Grammar School in 1790s. By: Granger.

The early Republic were the years where American civil society was developing its own distinctive character. One component of that civil society was the newly created educational institutions, which many early Americans viewed as one of the safeguards against the dangerous ignorance that was supposed to allow a monarchy to continue.

For example, Simeon Doggett stated in Discourse on Education “that the mode of government in any nation will always be moulded by the state of education. The throne of tyranny is founded on ignorance. Literature and liberty go hand in hand.” Simeon Doggett, Discourse on Education (1797), in Frederick Rudolph, ed., Essays on Education in the Early Republic (Cambridge, MA, 1965), 155-56.
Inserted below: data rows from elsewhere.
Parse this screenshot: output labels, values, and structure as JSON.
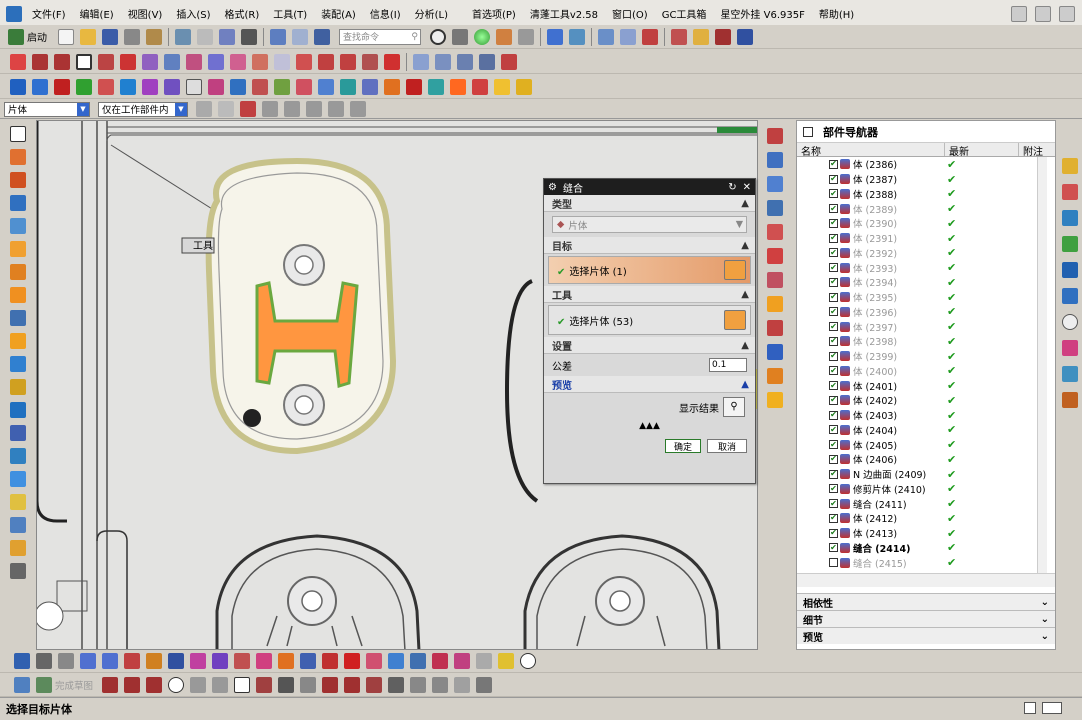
{
  "menubar": {
    "items": [
      "文件(F)",
      "编辑(E)",
      "视图(V)",
      "插入(S)",
      "格式(R)",
      "工具(T)",
      "装配(A)",
      "信息(I)",
      "分析(L)",
      "首选项(P)",
      "清蓬工具v2.58",
      "窗口(O)",
      "GC工具箱",
      "星空外挂 V6.935F",
      "帮助(H)"
    ]
  },
  "toolbar": {
    "start_label": "启动",
    "search_placeholder": "查找命令"
  },
  "filter": {
    "type_value": "片体",
    "scope_value": "仅在工作部件内"
  },
  "canvas": {
    "tooltip_label": "工具"
  },
  "dialog": {
    "title": "缝合",
    "type_section": "类型",
    "type_value": "片体",
    "target_section": "目标",
    "target_select": "选择片体 (1)",
    "tool_section": "工具",
    "tool_select": "选择片体 (53)",
    "settings_section": "设置",
    "tolerance_label": "公差",
    "tolerance_value": "0.1",
    "preview_section": "预览",
    "show_result_label": "显示结果",
    "ok_label": "确定",
    "cancel_label": "取消"
  },
  "navigator": {
    "title": "部件导航器",
    "columns": [
      "名称",
      "最新",
      "附注"
    ],
    "rows": [
      {
        "label": "体 (2386)",
        "dim": false
      },
      {
        "label": "体 (2387)",
        "dim": false
      },
      {
        "label": "体 (2388)",
        "dim": false
      },
      {
        "label": "体 (2389)",
        "dim": true
      },
      {
        "label": "体 (2390)",
        "dim": true
      },
      {
        "label": "体 (2391)",
        "dim": true
      },
      {
        "label": "体 (2392)",
        "dim": true
      },
      {
        "label": "体 (2393)",
        "dim": true
      },
      {
        "label": "体 (2394)",
        "dim": true
      },
      {
        "label": "体 (2395)",
        "dim": true
      },
      {
        "label": "体 (2396)",
        "dim": true
      },
      {
        "label": "体 (2397)",
        "dim": true
      },
      {
        "label": "体 (2398)",
        "dim": true
      },
      {
        "label": "体 (2399)",
        "dim": true
      },
      {
        "label": "体 (2400)",
        "dim": true
      },
      {
        "label": "体 (2401)",
        "dim": false
      },
      {
        "label": "体 (2402)",
        "dim": false
      },
      {
        "label": "体 (2403)",
        "dim": false
      },
      {
        "label": "体 (2404)",
        "dim": false
      },
      {
        "label": "体 (2405)",
        "dim": false
      },
      {
        "label": "体 (2406)",
        "dim": false
      },
      {
        "label": "N 边曲面 (2409)",
        "dim": false
      },
      {
        "label": "修剪片体 (2410)",
        "dim": false
      },
      {
        "label": "缝合 (2411)",
        "dim": false
      },
      {
        "label": "体 (2412)",
        "dim": false
      },
      {
        "label": "体 (2413)",
        "dim": false
      },
      {
        "label": "缝合 (2414)",
        "dim": false,
        "bold": true
      },
      {
        "label": "缝合 (2415)",
        "dim": true
      }
    ],
    "panels": [
      "相依性",
      "细节",
      "预览"
    ]
  },
  "bottom": {
    "sketch_label": "完成草图"
  },
  "status": {
    "text": "选择目标片体"
  }
}
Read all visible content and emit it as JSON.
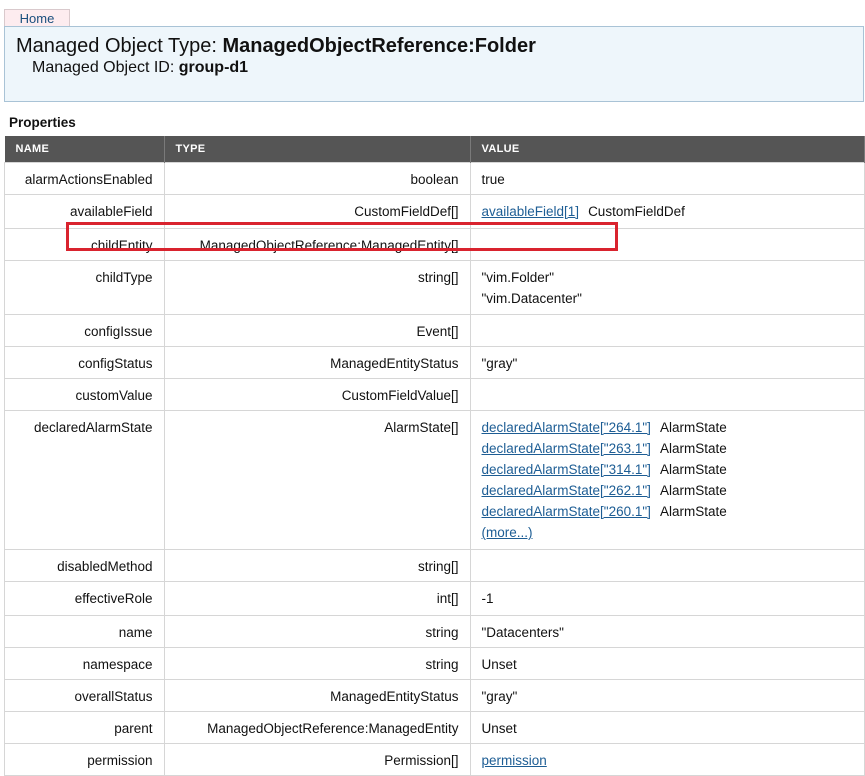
{
  "nav": {
    "home_label": "Home"
  },
  "header": {
    "type_label": "Managed Object Type:",
    "type_value": "ManagedObjectReference:Folder",
    "id_label": "Managed Object ID:",
    "id_value": "group-d1"
  },
  "section_title": "Properties",
  "columns": {
    "name": "NAME",
    "type": "TYPE",
    "value": "VALUE"
  },
  "rows": [
    {
      "name": "alarmActionsEnabled",
      "type": "boolean",
      "values": [
        {
          "text": "true"
        }
      ]
    },
    {
      "name": "availableField",
      "type": "CustomFieldDef[]",
      "values": [
        {
          "link": "availableField[1]",
          "text": "CustomFieldDef"
        }
      ]
    },
    {
      "name": "childEntity",
      "type": "ManagedObjectReference:ManagedEntity[]",
      "values": []
    },
    {
      "name": "childType",
      "type": "string[]",
      "values": [
        {
          "text": "\"vim.Folder\""
        },
        {
          "text": "\"vim.Datacenter\""
        }
      ]
    },
    {
      "name": "configIssue",
      "type": "Event[]",
      "values": []
    },
    {
      "name": "configStatus",
      "type": "ManagedEntityStatus",
      "values": [
        {
          "text": "\"gray\""
        }
      ]
    },
    {
      "name": "customValue",
      "type": "CustomFieldValue[]",
      "values": []
    },
    {
      "name": "declaredAlarmState",
      "type": "AlarmState[]",
      "values": [
        {
          "link": "declaredAlarmState[\"264.1\"]",
          "text": "AlarmState"
        },
        {
          "link": "declaredAlarmState[\"263.1\"]",
          "text": "AlarmState"
        },
        {
          "link": "declaredAlarmState[\"314.1\"]",
          "text": "AlarmState"
        },
        {
          "link": "declaredAlarmState[\"262.1\"]",
          "text": "AlarmState"
        },
        {
          "link": "declaredAlarmState[\"260.1\"]",
          "text": "AlarmState"
        },
        {
          "link": "(more...)"
        }
      ]
    },
    {
      "name": "disabledMethod",
      "type": "string[]",
      "values": []
    },
    {
      "name": "effectiveRole",
      "type": "int[]",
      "values": [
        {
          "text": "-1"
        }
      ]
    },
    {
      "name": "name",
      "type": "string",
      "values": [
        {
          "text": "\"Datacenters\""
        }
      ]
    },
    {
      "name": "namespace",
      "type": "string",
      "values": [
        {
          "text": "Unset"
        }
      ]
    },
    {
      "name": "overallStatus",
      "type": "ManagedEntityStatus",
      "values": [
        {
          "text": "\"gray\""
        }
      ]
    },
    {
      "name": "parent",
      "type": "ManagedObjectReference:ManagedEntity",
      "values": [
        {
          "text": "Unset"
        }
      ]
    },
    {
      "name": "permission",
      "type": "Permission[]",
      "values": [
        {
          "link": "permission"
        }
      ]
    }
  ],
  "colors": {
    "header_bg": "#555555",
    "highlight": "#d9232e",
    "link": "#1d5d94",
    "banner_bg": "#eef6fb"
  }
}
These ideals were captured in Massachusetts’ constitution: “Wisdom and knowledge, as well as virtue diffused generally among the people . . . [are] necessary for the preservation of their rights and liberties.”

Thomas Jefferson was also a proponent of these ideals, and he developed a plan for the education system in Virginia in the 1779 Bill for the More General Diffusion of Knowledge. In this bill, he proposed a “three-tiered pyramid of local education. At the base would be three years of free elementary schools for all white children, boys and girls. The next level offered twenty regional academies with free tuition for selected boys . . . Finally, the state would support the best ten needy academic students at the university level, the aristocracy of talent that he described as ‘the most precious gift of nature.'” Gordon Wood, Empire of Liberty, 473 quoting Dumas Malone, Jefferson the Virginian (Boston, 1948), 282-83.

While Jefferson’s system, and other similar systems dreamed up by intellectuals, ultimately were not implemented in their imagined forms, it set the groundwork for the familiar system we know today to be created in the late 1800s. See Daniel Walker Howe, Church, State, and Education in the Young American Republic, JER, 22 (2002), 1-24.

The early Republicans imagined a universal education system throughout the country that would provide high quality education but notably only for white children. This backward thinking unfortunately characterized many of the early Americans, who had no regard for minorities. Despite that shortcoming, many of the Republicans’ dreams for the educational system in the country came to fruition.

While the American education system has come under intense scrutiny and questioned for its position in the world, the early ideals of having an informed, educated population raised from a young age has generally come true. Most importantly, it may be debatable, but most would agree that the widespread ignorance that permitted tyranny in the late 1700s has all but disappeared.